Jadal, who is also a member of NTC's media committee, said Mangush was chosen by a majority of NTC members.
Mangush himself told AFP that he had already joined office as head of the new Libyan army, after his nomination on Tuesday, but was still to be appointed officially.
Two powerful groups of former rebels, the Coalition of Libyan Thwars (revolutionaries) and Cyrenaica Military Council, which helped oust Kadhafi, have opposed the appointment of Mangush.
"We reject anybody who is not among the list of six candidates proposed by us to the NTC," Behlool Assid, a founder of the Coalition of Libyan Thwars, told AFP on Wednesday.

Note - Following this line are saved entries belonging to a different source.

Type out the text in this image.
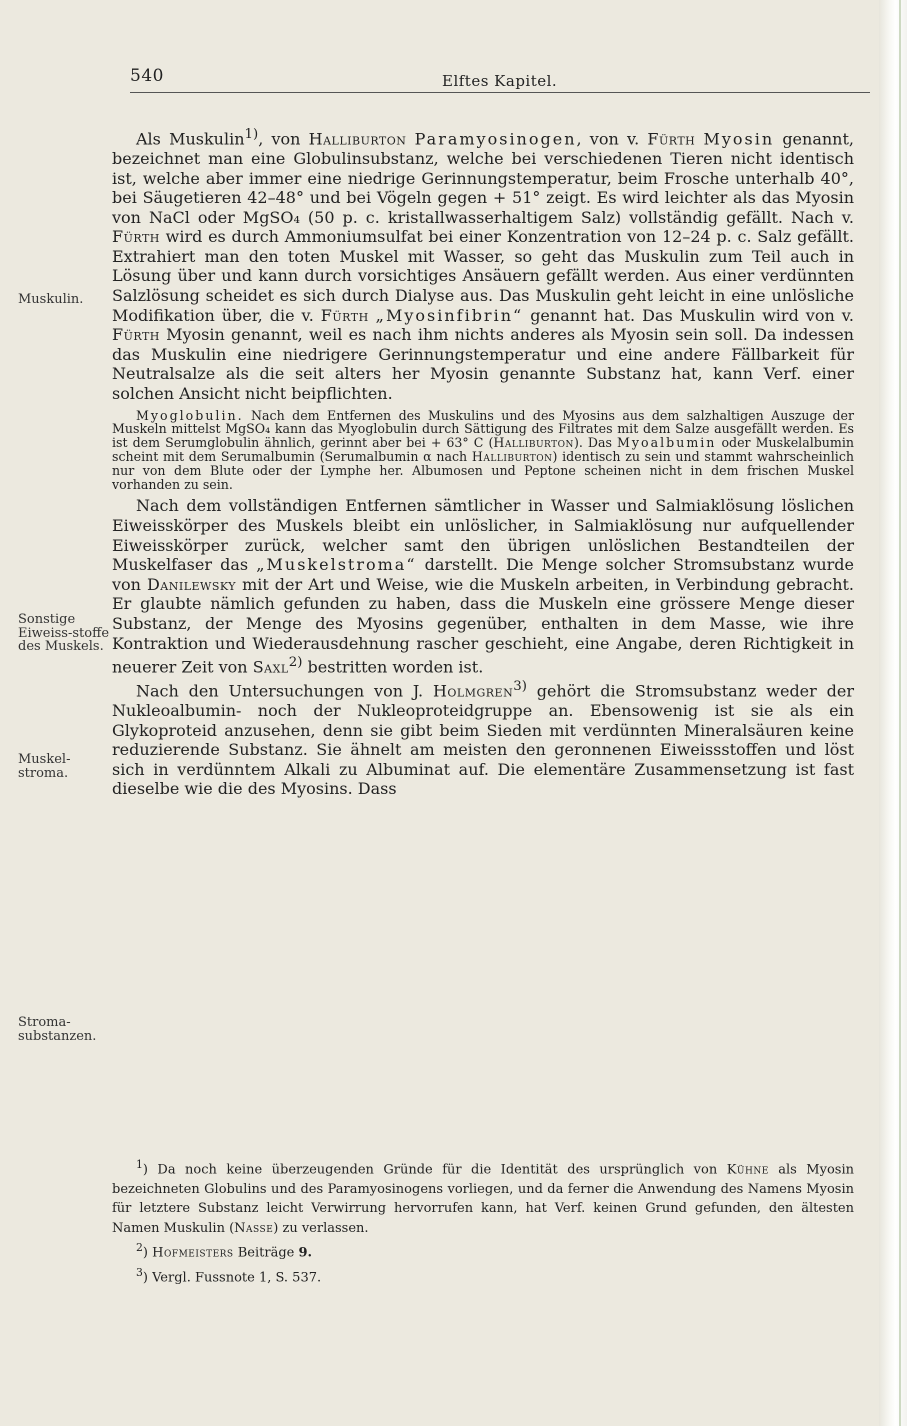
540	Elftes Kapitel.
Muskulin.
Sonstige Eiweiss-stoffe des Muskels.
Muskel-stroma.
Stroma-substanzen.

Als Muskulin$^{1)}$, von Halliburton Paramyosinogen, von v. Fürth Myosin genannt, bezeichnet man eine Globulinsubstanz, welche bei verschiedenen Tieren nicht identisch ist, welche aber immer eine niedrige Gerinnungstemperatur, beim Frosche unterhalb 40°, bei Säugetieren 42–48° und bei Vögeln gegen + 51° zeigt. Es wird leichter als das Myosin von NaCl oder MgSO₄ (50 p. c. kristallwasserhaltigem Salz) vollständig gefällt. Nach v. Fürth wird es durch Ammoniumsulfat bei einer Konzentration von 12–24 p. c. Salz gefällt. Extrahiert man den toten Muskel mit Wasser, so geht das Muskulin zum Teil auch in Lösung über und kann durch vorsichtiges Ansäuern gefällt werden. Aus einer verdünnten Salzlösung scheidet es sich durch Dialyse aus. Das Muskulin geht leicht in eine unlösliche Modifikation über, die v. Fürth „Myosinfibrin“ genannt hat. Das Muskulin wird von v. Fürth Myosin genannt, weil es nach ihm nichts anderes als Myosin sein soll. Da indessen das Muskulin eine niedrigere Gerinnungstemperatur und eine andere Fällbarkeit für Neutralsalze als die seit alters her Myosin genannte Substanz hat, kann Verf. einer solchen Ansicht nicht beipflichten.

Myoglobulin. Nach dem Entfernen des Muskulins und des Myosins aus dem salzhaltigen Auszuge der Muskeln mittelst MgSO₄ kann das Myoglobulin durch Sättigung des Filtrates mit dem Salze ausgefällt werden. Es ist dem Serumglobulin ähnlich, gerinnt aber bei + 63° C (Halliburton). Das Myoalbumin oder Muskelalbumin scheint mit dem Serumalbumin (Serumalbumin α nach Halliburton) identisch zu sein und stammt wahrscheinlich nur von dem Blute oder der Lymphe her. Albumosen und Peptone scheinen nicht in dem frischen Muskel vorhanden zu sein.

Nach dem vollständigen Entfernen sämtlicher in Wasser und Salmiaklösung löslichen Eiweisskörper des Muskels bleibt ein unlöslicher, in Salmiaklösung nur aufquellender Eiweisskörper zurück, welcher samt den übrigen unlöslichen Bestandteilen der Muskelfaser das „Muskelstroma“ darstellt. Die Menge solcher Stromsubstanz wurde von Danilewsky mit der Art und Weise, wie die Muskeln arbeiten, in Verbindung gebracht. Er glaubte nämlich gefunden zu haben, dass die Muskeln eine grössere Menge dieser Substanz, der Menge des Myosins gegenüber, enthalten in dem Masse, wie ihre Kontraktion und Wiederausdehnung rascher geschieht, eine Angabe, deren Richtigkeit in neuerer Zeit von Saxl$^{2)}$ bestritten worden ist.

Nach den Untersuchungen von J. Holmgren$^{3)}$ gehört die Stromsubstanz weder der Nukleoalbumin- noch der Nukleoproteidgruppe an. Ebensowenig ist sie als ein Glykoproteid anzusehen, denn sie gibt beim Sieden mit verdünnten Mineralsäuren keine reduzierende Substanz. Sie ähnelt am meisten den geronnenen Eiweissstoffen und löst sich in verdünntem Alkali zu Albuminat auf. Die elementäre Zusammensetzung ist fast dieselbe wie die des Myosins. Dass

$^1$) Da noch keine überzeugenden Gründe für die Identität des ursprünglich von Kühne als Myosin bezeichneten Globulins und des Paramyosinogens vorliegen, und da ferner die Anwendung des Namens Myosin für letztere Substanz leicht Verwirrung hervorrufen kann, hat Verf. keinen Grund gefunden, den ältesten Namen Muskulin (Nasse) zu verlassen.

$^2$) Hofmeisters Beiträge 9.

$^3$) Vergl. Fussnote 1, S. 537.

The coalition represents powerful factions of former rebels from major Libyan cities such as Benghazi, Misrata and Zintan. These militias are heavily armed, including with artillery guns and tanks.
Cyrenaica Military Council, which represents fighters from eastern Libya, even went as far as to name its own alternative candidate to head the new national army.
But some other groups of fighters have expressed their support for Mangush.
A colonel in the former army of Kadhafi, Mangush joined the rebellion against the veteran dictator.
During the conflict, he was arrested in the oil town of Brega in April by Kadhafi's forces and freed in late August following the fall of Tripoli.
The post of chief of staff had been vacant since the murder last July of General Abdel Fatah Yunis, who commanded the rebels in eastern Libya against Kadhafi's diehards.
Yunis had been expected to head the new Libyan army when it was formed.